Ghost: The spirit of Stevie Nicks in her Fleetwood Mac “Rumours” days hovered over the collection that Tanya Sarne turned out for fall. There were velvet brocade jackets and coats in shades of claret, navy and black, peasant dresses galore — some dotted with diamanté sparkles — and lean, liquid trouser suits fashioned from Sarne’s signature viscose or velvet. When Nicks’ spirit departed, flapper girls came roaring in instead, wearing olive-toned, low-waisted dresses, some of them over knits. “It was Twenties, Forties, Seventies — Morocco in the Seventies —mixed all together, and I hope I came out with something very modern,” Sarne said.

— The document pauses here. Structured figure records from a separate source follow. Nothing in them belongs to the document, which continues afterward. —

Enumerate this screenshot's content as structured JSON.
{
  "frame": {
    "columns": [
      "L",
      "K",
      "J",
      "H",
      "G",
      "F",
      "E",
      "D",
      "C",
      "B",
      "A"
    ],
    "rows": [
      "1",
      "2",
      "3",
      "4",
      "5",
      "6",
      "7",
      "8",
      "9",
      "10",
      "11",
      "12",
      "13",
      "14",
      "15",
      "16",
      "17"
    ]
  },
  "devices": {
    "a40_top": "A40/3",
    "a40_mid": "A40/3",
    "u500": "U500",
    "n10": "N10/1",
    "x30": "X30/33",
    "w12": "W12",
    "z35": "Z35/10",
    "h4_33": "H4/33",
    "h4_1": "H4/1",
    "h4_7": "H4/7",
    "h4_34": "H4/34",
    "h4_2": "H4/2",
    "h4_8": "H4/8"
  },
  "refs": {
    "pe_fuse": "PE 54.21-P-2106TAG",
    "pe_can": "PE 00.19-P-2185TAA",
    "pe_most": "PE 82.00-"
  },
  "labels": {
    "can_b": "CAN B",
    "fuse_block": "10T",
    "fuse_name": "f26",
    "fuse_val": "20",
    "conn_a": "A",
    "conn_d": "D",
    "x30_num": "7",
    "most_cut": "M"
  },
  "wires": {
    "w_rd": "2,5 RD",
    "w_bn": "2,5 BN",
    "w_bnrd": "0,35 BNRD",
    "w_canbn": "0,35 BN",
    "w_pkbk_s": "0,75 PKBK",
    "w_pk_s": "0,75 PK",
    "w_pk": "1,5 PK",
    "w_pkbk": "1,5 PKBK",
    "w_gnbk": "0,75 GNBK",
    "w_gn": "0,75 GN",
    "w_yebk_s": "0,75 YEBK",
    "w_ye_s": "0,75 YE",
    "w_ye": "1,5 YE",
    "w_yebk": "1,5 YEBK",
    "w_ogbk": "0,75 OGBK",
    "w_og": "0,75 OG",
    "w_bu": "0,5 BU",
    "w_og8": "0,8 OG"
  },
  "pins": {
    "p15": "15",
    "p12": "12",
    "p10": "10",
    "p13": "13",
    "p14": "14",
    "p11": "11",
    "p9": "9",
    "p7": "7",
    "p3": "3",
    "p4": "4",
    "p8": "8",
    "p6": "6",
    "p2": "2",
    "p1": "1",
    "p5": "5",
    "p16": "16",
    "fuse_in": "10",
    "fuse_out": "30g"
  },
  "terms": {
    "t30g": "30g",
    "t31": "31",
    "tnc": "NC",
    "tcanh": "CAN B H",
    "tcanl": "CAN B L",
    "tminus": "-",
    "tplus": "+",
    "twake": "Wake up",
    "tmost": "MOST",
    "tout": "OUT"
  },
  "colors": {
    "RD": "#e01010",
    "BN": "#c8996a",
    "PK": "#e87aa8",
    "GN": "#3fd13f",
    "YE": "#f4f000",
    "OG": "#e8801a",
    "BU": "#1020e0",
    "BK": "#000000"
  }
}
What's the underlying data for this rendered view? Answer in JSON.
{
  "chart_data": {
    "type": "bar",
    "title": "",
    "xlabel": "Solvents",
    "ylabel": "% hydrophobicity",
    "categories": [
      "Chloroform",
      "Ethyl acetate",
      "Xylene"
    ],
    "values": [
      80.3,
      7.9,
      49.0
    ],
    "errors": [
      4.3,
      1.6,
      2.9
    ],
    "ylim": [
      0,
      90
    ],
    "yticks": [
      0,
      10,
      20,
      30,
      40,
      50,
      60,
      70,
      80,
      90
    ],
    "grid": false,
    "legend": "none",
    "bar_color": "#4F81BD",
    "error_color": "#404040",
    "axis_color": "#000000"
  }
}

Jessica Ogden: The designer who has built her business on sweet sailor dresses, flapper-inspired silhouettes and comfortable homegrown knits took a trip to the South of France for fall. But the land that fired the imaginations of Gauguin and van Gogh didn’t exactly bring out the best in Ogden. Her painter’s smock jackets paired with voluminous circle skirts made her models look like Christmas trees, while the patchwork pants with elasticized hems were equally unflattering. Some delicate, printed cotton dresses, however, peeked from between all the patchwork, quilted shawls and flowing handkerchief blouses on the runway — and hopefully there are more of those frocks back in the showroom.